70	- Memory > 90% — Postgres + shithubd combined exceed budget.
71	`systemctl status shithubd-web` for a dump of resident set;
72	`sudo -u postgres psql -c "SELECT * FROM pg_stat_activity"` for
73	long-running queries.
74	- Disk > 80% — first check `du -sh /var/log/* /data/* /root/*
75	/var/lib/postgresql/* \| sort -h`. Most likely Postgres logs
76	accumulating; check `log_rotation_age`.
77	- Load1 > 4 for a 4-vCPU droplet means we're saturated. If
78	it's also a CPU alert, same diagnosis. If load is high but CPU
79	isn't, look at I/O wait (`top` → `1` to expand cores → `wa`).
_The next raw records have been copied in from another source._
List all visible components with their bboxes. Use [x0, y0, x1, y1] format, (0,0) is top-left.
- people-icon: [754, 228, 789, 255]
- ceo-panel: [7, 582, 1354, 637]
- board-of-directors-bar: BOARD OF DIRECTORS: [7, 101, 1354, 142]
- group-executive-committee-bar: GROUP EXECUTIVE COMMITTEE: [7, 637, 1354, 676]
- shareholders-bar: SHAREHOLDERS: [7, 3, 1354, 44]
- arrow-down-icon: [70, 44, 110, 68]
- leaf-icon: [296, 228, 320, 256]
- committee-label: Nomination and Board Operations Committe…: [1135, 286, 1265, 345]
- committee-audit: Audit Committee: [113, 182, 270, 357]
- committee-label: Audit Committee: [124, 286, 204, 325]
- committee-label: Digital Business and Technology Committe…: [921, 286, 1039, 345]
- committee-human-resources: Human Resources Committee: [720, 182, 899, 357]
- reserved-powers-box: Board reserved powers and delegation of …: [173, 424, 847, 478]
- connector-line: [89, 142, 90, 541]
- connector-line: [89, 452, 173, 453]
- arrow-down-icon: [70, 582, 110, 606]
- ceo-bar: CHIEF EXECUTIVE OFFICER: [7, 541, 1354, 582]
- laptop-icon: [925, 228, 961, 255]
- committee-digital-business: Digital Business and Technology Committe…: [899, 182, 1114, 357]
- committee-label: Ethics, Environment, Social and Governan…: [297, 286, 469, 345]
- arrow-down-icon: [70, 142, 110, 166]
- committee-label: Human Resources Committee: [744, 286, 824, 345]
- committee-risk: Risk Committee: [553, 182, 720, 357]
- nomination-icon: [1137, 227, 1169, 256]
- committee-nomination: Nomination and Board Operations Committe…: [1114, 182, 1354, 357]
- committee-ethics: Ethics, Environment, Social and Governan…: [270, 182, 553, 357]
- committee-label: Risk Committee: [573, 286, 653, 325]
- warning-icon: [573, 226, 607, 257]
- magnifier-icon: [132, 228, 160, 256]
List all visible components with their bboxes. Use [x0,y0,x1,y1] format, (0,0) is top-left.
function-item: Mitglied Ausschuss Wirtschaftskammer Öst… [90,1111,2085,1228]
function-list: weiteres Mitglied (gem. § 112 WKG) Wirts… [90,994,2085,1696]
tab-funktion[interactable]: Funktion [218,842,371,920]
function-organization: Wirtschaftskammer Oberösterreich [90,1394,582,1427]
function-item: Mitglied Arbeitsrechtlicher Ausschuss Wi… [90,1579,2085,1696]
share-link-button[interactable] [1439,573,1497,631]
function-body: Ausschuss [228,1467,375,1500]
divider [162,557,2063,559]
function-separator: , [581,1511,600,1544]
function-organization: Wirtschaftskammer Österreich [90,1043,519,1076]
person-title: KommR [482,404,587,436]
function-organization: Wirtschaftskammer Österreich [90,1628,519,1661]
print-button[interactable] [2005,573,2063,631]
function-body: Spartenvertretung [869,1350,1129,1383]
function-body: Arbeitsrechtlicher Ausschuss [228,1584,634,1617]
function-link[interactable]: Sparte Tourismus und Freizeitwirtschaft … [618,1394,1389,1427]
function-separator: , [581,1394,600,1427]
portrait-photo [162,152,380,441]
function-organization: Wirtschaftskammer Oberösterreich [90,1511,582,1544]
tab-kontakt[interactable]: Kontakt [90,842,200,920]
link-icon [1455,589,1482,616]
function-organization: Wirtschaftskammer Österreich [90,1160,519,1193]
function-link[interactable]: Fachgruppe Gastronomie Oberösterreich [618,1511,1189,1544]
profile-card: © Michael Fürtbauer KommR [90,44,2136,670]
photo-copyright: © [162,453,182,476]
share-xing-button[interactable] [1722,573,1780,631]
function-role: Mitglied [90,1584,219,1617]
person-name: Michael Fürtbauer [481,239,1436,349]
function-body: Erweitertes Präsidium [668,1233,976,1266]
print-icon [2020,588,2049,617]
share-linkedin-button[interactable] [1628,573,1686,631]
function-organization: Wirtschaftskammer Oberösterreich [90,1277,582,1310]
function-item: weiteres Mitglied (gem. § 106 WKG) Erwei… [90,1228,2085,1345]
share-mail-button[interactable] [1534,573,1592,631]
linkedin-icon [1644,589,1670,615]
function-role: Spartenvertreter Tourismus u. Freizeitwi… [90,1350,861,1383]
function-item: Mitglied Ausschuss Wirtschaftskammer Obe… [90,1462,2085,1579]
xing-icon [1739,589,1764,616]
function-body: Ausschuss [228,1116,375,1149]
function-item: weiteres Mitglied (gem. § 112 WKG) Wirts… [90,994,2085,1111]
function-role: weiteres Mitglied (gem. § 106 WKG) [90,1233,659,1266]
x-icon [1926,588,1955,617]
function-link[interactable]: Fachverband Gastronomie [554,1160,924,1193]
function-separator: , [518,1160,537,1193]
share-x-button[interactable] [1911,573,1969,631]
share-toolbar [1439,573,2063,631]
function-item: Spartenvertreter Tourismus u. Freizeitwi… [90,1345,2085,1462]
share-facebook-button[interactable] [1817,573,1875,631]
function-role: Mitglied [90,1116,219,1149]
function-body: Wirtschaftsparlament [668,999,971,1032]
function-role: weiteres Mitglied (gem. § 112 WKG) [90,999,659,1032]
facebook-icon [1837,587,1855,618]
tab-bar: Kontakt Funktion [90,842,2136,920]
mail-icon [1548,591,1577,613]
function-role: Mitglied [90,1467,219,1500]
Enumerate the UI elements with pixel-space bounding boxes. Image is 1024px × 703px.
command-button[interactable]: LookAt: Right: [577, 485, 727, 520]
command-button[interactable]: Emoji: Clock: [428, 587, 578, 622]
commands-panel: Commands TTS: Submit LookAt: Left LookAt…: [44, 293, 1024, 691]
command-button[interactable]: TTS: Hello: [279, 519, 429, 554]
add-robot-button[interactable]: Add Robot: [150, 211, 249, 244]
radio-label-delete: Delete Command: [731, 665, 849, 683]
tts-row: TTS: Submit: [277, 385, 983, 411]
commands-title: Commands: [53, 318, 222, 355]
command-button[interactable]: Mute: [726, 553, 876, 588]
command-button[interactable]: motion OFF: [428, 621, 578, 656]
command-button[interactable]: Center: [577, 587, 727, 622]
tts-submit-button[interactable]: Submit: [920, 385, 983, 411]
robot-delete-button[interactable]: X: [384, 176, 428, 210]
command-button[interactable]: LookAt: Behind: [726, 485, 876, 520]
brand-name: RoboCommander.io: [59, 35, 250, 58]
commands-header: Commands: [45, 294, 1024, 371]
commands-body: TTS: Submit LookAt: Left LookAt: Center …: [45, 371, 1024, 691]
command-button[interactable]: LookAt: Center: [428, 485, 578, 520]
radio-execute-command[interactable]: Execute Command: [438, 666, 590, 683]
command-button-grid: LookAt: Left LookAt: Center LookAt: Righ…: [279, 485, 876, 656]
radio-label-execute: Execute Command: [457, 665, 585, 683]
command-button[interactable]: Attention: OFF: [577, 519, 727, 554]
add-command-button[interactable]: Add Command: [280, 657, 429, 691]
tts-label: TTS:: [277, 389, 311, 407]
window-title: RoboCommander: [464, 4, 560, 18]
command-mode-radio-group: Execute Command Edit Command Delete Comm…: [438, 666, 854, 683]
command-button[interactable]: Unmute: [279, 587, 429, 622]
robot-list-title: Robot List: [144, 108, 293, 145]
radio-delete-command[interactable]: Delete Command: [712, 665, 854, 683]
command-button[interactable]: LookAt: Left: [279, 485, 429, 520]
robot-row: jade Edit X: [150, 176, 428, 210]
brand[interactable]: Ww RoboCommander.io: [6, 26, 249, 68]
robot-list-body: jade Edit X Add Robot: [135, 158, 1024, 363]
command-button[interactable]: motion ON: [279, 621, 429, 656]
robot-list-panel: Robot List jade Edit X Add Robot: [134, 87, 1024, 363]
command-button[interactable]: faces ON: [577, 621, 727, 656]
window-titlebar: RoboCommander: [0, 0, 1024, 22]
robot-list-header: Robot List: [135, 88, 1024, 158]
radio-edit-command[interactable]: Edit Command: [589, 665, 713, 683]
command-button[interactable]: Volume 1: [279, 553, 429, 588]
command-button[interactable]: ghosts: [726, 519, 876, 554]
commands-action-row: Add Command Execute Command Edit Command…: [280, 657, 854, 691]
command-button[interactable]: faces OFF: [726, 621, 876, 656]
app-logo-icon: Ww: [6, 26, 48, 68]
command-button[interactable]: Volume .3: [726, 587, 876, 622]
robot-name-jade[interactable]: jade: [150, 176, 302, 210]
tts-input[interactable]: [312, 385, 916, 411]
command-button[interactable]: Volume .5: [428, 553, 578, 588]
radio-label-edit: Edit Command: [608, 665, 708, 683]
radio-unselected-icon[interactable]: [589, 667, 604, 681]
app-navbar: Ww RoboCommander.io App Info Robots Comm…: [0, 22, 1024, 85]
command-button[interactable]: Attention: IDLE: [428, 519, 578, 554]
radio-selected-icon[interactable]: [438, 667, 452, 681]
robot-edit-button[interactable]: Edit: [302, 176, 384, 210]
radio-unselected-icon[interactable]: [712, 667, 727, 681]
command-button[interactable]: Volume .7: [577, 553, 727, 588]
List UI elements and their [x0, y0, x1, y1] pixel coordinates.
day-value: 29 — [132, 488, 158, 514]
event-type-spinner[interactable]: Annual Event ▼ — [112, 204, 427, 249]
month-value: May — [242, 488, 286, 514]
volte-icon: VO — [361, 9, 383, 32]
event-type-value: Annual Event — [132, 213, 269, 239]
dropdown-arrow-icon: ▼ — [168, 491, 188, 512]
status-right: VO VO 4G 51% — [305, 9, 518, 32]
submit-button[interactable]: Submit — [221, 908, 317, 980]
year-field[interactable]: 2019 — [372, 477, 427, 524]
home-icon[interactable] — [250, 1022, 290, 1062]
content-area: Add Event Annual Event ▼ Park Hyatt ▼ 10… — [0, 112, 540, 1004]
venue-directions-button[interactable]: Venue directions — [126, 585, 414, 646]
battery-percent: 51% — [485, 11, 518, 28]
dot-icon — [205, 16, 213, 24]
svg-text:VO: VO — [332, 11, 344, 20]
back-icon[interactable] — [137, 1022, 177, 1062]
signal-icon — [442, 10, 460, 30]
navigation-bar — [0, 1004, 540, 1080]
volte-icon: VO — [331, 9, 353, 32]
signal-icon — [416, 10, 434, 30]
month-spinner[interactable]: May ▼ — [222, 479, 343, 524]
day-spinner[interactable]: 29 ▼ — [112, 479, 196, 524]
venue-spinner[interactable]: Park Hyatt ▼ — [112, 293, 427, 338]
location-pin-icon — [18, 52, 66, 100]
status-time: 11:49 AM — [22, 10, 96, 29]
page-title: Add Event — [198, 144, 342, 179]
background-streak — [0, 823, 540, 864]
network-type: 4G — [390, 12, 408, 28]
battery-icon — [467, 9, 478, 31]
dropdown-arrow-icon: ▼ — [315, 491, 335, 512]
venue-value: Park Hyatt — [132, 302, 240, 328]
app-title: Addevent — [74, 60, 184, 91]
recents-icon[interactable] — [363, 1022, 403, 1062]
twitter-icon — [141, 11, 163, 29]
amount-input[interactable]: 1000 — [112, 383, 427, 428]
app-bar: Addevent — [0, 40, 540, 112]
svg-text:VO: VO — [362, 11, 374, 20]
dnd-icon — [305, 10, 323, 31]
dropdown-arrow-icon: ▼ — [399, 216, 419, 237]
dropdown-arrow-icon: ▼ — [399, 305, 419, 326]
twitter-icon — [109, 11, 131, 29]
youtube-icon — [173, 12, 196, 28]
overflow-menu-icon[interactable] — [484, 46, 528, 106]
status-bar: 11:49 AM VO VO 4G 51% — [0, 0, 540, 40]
80	- down_global — `curl -v https://shithub.sh/` from your
81	laptop. Caddy log: `ssh root@shithub.sh 'tail -100
82	/var/log/caddy/access.log \| jq .'`. shithubd journal:
83	`journalctl -u shithubd-web -n 100`.
84	- ssl_expiry — `ssh root@shithub.sh 'systemctl status caddy;
85	journalctl -u caddy -n 200 \| grep -iE "renew\|cert"'`. Most
86	likely cause: rate-limited by Let's Encrypt or DNS
87	misconfiguration after a CNAME change.
88	- latency p95 > 2s — could be slow-query regressions, a
89	wedged worker, or Caddy reverse-proxy timeouts. Start with
90	`journalctl -u shithubd-web -n 200 \| grep duration \| sort -k1
91	-nr \| head`.
92
93	## Editing thresholds
94
95	Change in `deploy/cutover/provision-do-alerts.sh`, then either:
96
97	1. Delete the existing alert via `doctl monitoring alert delete
98	<uuid>` and re-run the provision script (it'll create the new
99	one), OR
100	2. Edit in place: `doctl monitoring alert update <uuid> --value
101	<new>`.
102
103	For uptime alerts: `doctl monitoring uptime alert update
104	<check-id> <alert-id> ...`. (CLI bug: uptime check `update`
105	strips `--enabled`; if you mutate uptime properties, delete +
106	recreate via the script.)
107
108	## What's NOT here
109
110	- shithubd-internal metrics (request latency p95, DB pool
111	saturation, job queue depth, throttle rejections, archive
112	failures from Postgres). Those need a Prometheus scrape of
113	`127.0.0.1:8080/metrics` plus a Grafana Cloud free-tier — see
114	task #263 / `runbooks/observability.md` (TBD).
115	- Slack delivery. Today everything emails. The DO API supports
116	Slack webhooks; add `--slack-channels` + `--slack-urls` to the
117	provision script when there's a destination.
118	- Pagerduty. Same — DO supports webhook destinations.